A phone call for advice turned into an invitation to Los Angeles for Cabrera to produce Caroline's music.

Cabrera says he wanted to give back to the Kraddicks by helping Caroline with her music career.

“My relationship with her dad goes way back,” Cabrera says. “Before I was ever signed or anything, he was kind of a big influence on me growing up. And eventually, he was a big supporter of mine and kind of put me on the stage before anyone really believed in me as a new artist.”

It felt like a full-circle moment for Cabrera, he says. And it was made easy considering Caroline is a good songwriter.

“She’s awesome,” Cabrera says. “Anybody that’s willing to be honest … she’s very, very aware of who she is and she’s very high-spirited. When you get in a room with someone and are writing songs, it’s really important to be able to open up and she’s always been down to do that.”

They recorded her latest single, "Over," which teeters between pop and soulful, but she says in Dallas, she finds she can play anywhere, even a country music-heavy venue like The Rustic. And because she gives back 100 percent of the money she earns from her music to Kidd's Kids, Dallas audiences are able to connect with her better because they already know her last name.

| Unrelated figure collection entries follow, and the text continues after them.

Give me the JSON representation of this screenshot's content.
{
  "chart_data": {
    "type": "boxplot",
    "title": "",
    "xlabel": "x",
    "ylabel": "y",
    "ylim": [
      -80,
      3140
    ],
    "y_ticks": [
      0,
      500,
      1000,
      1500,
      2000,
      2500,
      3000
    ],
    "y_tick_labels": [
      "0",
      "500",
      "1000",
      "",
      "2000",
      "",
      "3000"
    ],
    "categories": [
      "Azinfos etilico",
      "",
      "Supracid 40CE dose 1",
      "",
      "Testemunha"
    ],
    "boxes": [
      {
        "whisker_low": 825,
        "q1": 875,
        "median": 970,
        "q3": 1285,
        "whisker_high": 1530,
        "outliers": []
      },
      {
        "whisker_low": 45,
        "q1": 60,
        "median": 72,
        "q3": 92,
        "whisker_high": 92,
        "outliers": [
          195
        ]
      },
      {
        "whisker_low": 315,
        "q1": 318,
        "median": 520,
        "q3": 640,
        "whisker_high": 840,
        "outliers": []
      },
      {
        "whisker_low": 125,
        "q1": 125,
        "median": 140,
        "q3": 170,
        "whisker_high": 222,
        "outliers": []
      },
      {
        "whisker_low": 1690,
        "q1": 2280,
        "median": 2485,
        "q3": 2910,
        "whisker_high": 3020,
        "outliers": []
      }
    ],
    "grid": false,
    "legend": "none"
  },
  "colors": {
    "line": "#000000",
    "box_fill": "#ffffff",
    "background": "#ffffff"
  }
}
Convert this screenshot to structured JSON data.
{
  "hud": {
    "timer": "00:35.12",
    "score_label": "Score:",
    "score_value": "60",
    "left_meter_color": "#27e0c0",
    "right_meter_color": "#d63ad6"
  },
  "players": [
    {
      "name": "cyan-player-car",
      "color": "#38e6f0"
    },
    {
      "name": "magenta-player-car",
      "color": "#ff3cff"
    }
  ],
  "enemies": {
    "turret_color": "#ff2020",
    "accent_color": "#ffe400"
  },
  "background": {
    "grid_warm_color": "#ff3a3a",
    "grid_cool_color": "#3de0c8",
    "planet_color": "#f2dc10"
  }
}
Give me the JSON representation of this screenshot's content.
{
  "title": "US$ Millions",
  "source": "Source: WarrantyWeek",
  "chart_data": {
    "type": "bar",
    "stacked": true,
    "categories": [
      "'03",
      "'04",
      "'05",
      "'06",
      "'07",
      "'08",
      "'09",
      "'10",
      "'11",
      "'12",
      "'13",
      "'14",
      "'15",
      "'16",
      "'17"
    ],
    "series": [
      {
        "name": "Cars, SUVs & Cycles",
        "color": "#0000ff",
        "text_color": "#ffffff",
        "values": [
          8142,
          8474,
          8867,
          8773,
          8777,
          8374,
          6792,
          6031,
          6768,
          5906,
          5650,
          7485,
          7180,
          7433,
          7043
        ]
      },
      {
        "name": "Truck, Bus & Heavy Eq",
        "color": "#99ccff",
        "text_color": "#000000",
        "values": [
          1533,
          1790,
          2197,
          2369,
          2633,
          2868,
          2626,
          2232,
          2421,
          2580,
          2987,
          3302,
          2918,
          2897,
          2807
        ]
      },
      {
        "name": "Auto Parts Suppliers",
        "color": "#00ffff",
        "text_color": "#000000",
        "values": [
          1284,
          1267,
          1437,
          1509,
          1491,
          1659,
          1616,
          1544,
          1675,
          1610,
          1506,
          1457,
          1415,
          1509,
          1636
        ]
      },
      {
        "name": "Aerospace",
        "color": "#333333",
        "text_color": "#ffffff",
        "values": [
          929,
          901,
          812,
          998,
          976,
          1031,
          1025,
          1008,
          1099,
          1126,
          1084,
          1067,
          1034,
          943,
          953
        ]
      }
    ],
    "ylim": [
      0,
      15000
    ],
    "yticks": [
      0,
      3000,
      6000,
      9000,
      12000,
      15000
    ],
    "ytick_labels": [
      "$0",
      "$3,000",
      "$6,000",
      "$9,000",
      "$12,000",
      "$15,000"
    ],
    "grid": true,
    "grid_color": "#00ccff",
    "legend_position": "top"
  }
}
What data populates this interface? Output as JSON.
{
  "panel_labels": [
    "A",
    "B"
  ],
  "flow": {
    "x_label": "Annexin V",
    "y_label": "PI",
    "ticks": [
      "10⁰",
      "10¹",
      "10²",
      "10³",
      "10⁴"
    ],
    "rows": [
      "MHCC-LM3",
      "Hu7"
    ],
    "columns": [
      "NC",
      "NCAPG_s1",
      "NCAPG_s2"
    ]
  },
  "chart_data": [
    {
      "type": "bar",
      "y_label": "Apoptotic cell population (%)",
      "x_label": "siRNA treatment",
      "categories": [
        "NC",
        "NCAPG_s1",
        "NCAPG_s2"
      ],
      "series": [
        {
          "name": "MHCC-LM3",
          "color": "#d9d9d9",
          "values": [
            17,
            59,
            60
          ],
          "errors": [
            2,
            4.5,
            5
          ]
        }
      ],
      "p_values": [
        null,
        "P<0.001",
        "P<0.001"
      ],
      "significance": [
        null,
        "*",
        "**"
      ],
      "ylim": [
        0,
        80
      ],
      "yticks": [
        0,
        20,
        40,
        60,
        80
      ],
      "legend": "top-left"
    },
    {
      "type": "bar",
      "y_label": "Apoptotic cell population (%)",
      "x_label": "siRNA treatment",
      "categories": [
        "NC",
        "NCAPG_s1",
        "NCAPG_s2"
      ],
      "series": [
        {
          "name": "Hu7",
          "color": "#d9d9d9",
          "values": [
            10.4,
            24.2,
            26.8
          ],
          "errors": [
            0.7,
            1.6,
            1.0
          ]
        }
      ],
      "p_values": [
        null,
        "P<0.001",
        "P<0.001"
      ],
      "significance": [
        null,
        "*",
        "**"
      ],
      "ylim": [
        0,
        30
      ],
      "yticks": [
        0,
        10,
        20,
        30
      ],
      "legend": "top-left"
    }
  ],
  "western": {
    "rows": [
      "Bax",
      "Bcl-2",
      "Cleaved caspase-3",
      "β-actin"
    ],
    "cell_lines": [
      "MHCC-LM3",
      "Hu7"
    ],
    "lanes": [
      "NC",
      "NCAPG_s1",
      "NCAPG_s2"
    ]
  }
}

On a Wednesday afternoon, Caroline sits outside near The Rustic's stage and sips a Dallas Blonde beer. She pulls out her phone to read a letter she wrote in high school to her 28-year-old self, which is how old she is today.

"I hope you're living a fabulous life in New York City and have already made it big on Broadway. Of course I hope you're famous and that all your hard work at OCU paid off. But I only really care that you are doing what you love to do and are happy. By now you should have had your Tony acceptance speech ready. If not, get working, honey. I hope you're in love with someone amazing and hope that you still want to have kids, or have kids already. Realistically though, Caroline, I hope that you are living in New York, Chicago or Dallas and affecting people with your performances.”

She looks up from her phone and reflects on the past 10 years.

“That's where I was like, OK, I haven't had my babies, I haven't gotten married, I'm not preparing my Tony speech, but I'm in Dallas and I'm affecting people with my performances. Whether that's performances like performing for Kidd's Kids or performing at The Rustic.”